Коровин К.А. ‘То было давно… там… в России…’: Воспоминания, рассказы, письма: В двух кн.
Кн. 1. ‘Моя жизнь’: Мемуары, Рассказы (1929-1935)
Ералаш
Вышел со станции Ярославского вокзала. Вечер. Москва в снегу. На улицах блестят фонари, окна домов горят огнями. Синий снег. У вокзала наперебой извозчики на санках зазывают пассажиров: ‘Пожалте, барин, подвезу’. Зима, все как-то изменилось. Нет пыли и грохота города. Санный путь. Пахнет снегом, морозом. На санях едут обыватели, держат дам за талии. У лихачей и санки такие, с узкими сидениями, нарочно сделаны, даму держать, чтоб не упала.
Парой вороных едут именитые москвичи, кучер, как бочка, рукава голубые, а кафтан застегнут сзади на частый ряд серебряных пуговиц. Шапка с павлиньими перьями, кони покрыты синей сеткой с кистями. От коней идет пар.
— Берегись,— кричит кучер басом.
А он едет с ней, держит ее крепко рукой, в ее ушах блестят каратники. Из трактира выходят обыватели, за ними валит из дверей пар — в трактире тепло.
Театральная площадь. В театр едет публика, дамы одеты в капоры, розовые, белые, воздушные. Итальянская опера. В Охотном ряду, как дрова, лежат мерзлые поросята, рыбы — белуга, севрюга, осетрина, навага, дичь, рябчики, тетерева, зайцы, утки. Стоймя стоят мерзлые свиные туши. Лавочники рады зиме, бьют себя в ладоши, греются.
Проезжаю мимо Храма Василия Блаженного. Еду к себе. Темная Москва-река, барки белеют, покрытые снегом. Моя мастерская. Из окон виден Москворецкий мост, Кремль, Балчуг. Крыши покрыты снегом, в крышах темные круглые слуховые окна. И я вспомнил, как в Париже именитый иностранец показывал мне фотографию именно Балчуга, с видом Кремля, и говорил гостям, что когда Москва покрывается снегом и он заносит улицы и дома московские до самых крыш, а из этих окон — слуховых — жители выходят погулять по снегу. Но это очень опасно, так как по Москве зимой бегают волки и медведи. Особенно опасно ночью…
Я убеждал всех, что это вздор, что этого никогда не бывает, и видел — не нравилось иностранцу, как я говорю. Так ему хотелось, чтоб удивлял гостей его рассказ особенностью жизни московской. И он любезно мне заметил, что я, вероятно, не видал отрицательных сторон русской жизни, так как не прогрессист.

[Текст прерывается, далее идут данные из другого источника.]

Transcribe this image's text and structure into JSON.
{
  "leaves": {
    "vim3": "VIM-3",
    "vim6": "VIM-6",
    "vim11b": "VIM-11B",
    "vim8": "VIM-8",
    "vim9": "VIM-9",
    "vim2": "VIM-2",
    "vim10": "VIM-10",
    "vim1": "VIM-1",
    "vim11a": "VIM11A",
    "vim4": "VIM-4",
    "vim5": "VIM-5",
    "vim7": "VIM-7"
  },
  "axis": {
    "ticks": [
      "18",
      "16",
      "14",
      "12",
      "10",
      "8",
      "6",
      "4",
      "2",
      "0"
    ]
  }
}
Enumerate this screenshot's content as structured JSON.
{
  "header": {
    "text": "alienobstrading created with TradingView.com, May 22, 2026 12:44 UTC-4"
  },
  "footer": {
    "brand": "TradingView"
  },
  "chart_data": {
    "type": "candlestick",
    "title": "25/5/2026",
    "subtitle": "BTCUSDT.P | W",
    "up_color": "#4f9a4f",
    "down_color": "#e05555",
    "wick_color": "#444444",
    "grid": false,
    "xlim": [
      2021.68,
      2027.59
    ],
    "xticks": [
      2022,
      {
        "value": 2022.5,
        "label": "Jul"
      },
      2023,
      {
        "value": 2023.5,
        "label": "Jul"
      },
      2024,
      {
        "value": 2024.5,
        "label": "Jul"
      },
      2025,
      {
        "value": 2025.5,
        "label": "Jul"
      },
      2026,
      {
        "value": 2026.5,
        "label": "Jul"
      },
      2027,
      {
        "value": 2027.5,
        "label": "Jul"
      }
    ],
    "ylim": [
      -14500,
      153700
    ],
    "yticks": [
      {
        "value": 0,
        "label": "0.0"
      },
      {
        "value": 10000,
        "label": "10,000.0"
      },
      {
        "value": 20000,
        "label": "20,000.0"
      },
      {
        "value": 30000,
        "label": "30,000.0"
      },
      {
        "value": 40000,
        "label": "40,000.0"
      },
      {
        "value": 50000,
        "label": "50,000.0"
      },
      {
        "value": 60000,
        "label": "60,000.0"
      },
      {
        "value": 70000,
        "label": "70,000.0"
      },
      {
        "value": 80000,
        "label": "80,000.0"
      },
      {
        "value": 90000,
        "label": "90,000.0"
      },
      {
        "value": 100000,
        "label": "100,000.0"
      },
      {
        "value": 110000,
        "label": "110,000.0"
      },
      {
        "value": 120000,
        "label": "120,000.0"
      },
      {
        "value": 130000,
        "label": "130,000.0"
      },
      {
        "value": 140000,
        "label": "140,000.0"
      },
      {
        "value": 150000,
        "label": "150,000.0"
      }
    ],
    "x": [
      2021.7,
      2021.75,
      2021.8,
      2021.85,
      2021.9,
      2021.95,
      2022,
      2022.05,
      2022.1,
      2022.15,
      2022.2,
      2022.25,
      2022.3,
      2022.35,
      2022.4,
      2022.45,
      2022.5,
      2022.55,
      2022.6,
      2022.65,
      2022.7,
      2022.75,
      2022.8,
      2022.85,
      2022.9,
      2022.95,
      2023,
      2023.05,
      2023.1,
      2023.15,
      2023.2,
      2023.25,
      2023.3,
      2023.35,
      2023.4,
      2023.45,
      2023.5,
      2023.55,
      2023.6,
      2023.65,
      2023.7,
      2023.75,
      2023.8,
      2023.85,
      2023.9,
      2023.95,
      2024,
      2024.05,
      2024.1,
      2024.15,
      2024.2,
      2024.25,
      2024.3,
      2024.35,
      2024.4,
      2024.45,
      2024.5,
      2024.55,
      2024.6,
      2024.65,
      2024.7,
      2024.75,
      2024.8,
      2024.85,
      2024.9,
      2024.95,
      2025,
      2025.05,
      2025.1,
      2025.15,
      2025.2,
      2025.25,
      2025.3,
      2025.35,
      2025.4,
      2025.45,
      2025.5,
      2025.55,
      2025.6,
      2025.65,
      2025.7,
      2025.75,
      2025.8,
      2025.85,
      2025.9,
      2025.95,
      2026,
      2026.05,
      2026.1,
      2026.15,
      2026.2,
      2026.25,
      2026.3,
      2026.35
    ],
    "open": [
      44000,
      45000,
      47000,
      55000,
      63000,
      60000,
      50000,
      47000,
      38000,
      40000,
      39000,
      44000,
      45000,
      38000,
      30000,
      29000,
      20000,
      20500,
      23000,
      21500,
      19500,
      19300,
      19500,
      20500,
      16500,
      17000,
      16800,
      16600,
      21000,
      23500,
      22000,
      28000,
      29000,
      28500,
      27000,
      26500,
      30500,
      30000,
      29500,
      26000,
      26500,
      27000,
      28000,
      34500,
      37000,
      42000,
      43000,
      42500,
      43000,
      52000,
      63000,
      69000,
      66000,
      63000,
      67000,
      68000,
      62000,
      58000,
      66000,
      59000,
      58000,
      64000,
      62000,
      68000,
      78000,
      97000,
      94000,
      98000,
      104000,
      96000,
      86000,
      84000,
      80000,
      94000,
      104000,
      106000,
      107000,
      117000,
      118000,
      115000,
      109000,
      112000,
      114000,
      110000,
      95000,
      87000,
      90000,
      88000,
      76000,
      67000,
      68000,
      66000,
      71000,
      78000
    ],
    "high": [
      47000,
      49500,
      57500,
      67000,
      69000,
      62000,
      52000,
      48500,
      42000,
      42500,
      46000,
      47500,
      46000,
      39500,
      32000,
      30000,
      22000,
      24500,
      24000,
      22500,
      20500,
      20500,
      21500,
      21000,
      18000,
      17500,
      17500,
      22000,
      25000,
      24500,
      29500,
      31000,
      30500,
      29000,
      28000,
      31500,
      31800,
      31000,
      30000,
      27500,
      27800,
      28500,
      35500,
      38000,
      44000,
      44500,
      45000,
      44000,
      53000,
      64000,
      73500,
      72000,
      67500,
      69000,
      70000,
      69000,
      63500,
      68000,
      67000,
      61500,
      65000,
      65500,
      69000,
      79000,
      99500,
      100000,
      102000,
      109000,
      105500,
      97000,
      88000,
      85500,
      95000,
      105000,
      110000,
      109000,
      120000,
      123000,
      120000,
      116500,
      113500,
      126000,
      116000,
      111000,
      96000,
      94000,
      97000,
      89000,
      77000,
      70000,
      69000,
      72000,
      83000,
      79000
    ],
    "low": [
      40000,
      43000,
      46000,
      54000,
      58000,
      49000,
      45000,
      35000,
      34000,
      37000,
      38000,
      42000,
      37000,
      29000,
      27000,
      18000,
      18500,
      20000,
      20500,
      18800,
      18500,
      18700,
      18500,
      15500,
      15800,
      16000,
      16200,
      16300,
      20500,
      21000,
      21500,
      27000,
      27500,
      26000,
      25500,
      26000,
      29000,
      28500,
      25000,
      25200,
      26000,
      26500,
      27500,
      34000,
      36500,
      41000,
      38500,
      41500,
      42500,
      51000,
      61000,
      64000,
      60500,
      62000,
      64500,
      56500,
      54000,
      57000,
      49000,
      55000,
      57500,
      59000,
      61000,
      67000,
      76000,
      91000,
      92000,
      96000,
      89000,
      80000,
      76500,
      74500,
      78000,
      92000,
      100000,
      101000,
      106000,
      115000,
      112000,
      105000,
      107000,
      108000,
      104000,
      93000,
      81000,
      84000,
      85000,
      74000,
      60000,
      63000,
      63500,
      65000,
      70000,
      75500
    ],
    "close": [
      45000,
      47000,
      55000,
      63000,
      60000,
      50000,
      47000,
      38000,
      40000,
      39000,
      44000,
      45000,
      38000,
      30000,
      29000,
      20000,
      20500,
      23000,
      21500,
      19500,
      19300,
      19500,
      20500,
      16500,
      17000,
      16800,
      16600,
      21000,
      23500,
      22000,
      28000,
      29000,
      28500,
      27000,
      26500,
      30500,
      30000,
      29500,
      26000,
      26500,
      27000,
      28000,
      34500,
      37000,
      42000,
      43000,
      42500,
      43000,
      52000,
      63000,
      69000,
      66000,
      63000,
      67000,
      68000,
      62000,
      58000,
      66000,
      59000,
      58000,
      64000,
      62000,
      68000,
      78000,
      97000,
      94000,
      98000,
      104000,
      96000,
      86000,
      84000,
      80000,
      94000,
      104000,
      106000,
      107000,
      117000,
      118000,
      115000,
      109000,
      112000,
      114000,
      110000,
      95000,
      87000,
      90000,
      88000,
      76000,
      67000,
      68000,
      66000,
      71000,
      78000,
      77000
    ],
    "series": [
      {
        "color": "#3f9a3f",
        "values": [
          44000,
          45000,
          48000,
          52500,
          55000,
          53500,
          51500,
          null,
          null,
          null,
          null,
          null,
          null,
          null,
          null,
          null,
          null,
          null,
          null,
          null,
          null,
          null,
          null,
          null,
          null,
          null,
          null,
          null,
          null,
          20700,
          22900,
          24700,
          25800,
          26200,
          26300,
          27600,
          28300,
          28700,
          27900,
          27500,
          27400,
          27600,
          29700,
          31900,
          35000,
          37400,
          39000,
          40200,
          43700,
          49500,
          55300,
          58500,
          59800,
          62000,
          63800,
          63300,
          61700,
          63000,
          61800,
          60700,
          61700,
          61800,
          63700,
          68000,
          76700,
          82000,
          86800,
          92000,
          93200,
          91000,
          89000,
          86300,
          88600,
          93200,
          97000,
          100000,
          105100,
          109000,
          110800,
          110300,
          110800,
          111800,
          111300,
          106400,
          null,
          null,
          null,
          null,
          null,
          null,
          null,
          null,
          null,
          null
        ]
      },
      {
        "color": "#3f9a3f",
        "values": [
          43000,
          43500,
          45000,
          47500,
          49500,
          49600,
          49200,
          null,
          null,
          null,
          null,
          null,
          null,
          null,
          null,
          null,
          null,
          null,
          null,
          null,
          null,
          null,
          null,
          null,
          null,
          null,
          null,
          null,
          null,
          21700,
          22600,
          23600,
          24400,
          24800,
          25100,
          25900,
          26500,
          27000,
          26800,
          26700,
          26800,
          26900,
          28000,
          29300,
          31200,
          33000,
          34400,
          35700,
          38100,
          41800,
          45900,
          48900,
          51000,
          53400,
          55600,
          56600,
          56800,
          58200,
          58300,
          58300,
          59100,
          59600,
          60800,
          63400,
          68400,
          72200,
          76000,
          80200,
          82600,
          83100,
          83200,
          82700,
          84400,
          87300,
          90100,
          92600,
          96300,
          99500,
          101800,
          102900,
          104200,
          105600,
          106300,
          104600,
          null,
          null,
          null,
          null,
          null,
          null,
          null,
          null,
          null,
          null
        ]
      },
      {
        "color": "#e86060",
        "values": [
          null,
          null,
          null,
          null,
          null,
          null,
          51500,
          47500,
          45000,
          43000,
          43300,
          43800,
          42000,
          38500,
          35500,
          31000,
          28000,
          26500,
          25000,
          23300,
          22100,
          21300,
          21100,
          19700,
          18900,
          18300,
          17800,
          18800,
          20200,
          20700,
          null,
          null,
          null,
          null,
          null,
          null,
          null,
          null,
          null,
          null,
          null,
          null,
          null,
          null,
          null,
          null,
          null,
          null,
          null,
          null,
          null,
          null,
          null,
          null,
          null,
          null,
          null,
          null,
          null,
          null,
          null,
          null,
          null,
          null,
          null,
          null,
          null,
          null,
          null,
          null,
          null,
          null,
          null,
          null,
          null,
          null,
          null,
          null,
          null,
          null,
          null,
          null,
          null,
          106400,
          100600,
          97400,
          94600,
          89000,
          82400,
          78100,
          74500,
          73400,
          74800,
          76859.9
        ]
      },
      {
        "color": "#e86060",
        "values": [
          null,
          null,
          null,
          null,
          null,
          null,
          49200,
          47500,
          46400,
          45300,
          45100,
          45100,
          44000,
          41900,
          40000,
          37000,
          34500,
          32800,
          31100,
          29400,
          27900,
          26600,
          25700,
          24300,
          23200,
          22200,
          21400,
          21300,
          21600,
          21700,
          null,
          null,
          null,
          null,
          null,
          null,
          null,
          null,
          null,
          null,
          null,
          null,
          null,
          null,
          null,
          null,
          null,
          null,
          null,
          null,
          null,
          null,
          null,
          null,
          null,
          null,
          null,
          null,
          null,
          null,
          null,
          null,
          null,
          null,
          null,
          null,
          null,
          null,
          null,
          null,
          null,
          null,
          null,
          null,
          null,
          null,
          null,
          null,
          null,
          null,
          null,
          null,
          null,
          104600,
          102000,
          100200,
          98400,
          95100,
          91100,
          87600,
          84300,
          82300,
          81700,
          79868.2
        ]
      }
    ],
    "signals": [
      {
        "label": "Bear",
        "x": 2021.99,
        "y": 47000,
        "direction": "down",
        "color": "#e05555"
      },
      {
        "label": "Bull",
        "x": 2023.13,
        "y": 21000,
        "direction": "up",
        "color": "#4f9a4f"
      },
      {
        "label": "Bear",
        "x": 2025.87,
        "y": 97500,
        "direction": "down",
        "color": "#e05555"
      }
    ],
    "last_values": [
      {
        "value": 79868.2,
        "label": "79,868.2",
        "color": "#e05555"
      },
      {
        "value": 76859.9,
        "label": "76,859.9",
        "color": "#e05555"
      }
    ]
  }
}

— Жан Террибль {От фр. Jean Terrible — Иван Грозный.}, ваш царь московский,— продолжал мой иностранец,— победил татарские орды и сделал всех татар дворниками, дал им лопаты, и они с тех пор очищают снега Москвы. Но не успевают. Жители часто засыпаны снегом совсем.
* * *
Верно, что татары были в Москве дворники. Верно и то, что пишу я что-то не прогрессистское: все как-то про времена тирании.
Надо писать по-другому. Попробую прогрессисту угодить. Какой я, в сущности, писатель. Не пойму, что и надо. Мне бы хотелось быть писателем настоящим, матерым, а не то, чтобы каким-нибудь. Попробую вот так:
Театральная площадь. Зимний вечер, блестят фонари у Большого театра. Опера. Обыватели, замученные непосильным трудом, подъезжают на санях к театральному подъезду. Околоточные надзиратели с саблями наголо высаживают публику из саней, ведут в театр и дорогой выпрашивают взятки. Сбоку, по крутой лестнице, робко пробираются на галерку студентки, курсистки, интеллигенция. Холод — на босу ногу, бедняжки. Театр блестит огнями, у оркестра ходит директор театра — в мундире, густые эполеты, в орденах. Белые лосины, и в сапог засунута нагайка. Ходит — поглядывает на музыкантов: надо артистов в руках держать, тоже народ, ох! И публике угодить надо.
Оркестр играет:
Эх, раз пошел ли, мой сивый грай, пошел,
Эх, распошел ли, хорошая моя…
Все не зря. Дают Вагнера: ‘Гибель богов’. Надо ведь в антракте публике угодить, не заскучала бы. Ведь вот профанация какая при царизме была.
Идет опера, а другие звуки сливаются с пением оперных певцов: то с Волги стон раздается, то бурлаки идут бечевой. Вот ведь что. Аплодируют тенору, студенты орут и стучат босыми ногами об пол. А в фойе буфет, и там ни оршаду, ни лимонаду: одна-то водка. А пить хочется. Театр-то казенный, ну и спаивают обывателя. Вот что.
Публика, обыватель, из театра едет прямо в баню — париться. Бьют себя вениками, вроде как грешники каются. А из бани прямо едут в трактиры — чай пить, баранки и калачи.
Калачи с зернистой икрой недурны были, очень недурны…
* * *
Вижу, опять пишу что-то не то: ералаш выходит. Нипочем мне прогрессисту не понравиться. Зачем это я про икру зернистую? Совсем зря, не надо бы…
* * *
Вот как надо о проклятых временах писать.
Едят в трактирах белорыбицу, белугу, пьют шампанское и пустыми бутылками бьют зеркала. Хорошо в зеркало ахнуть бутылкой. Зачем в ём харя какая-то кажется. Бей его, мажь горчицей.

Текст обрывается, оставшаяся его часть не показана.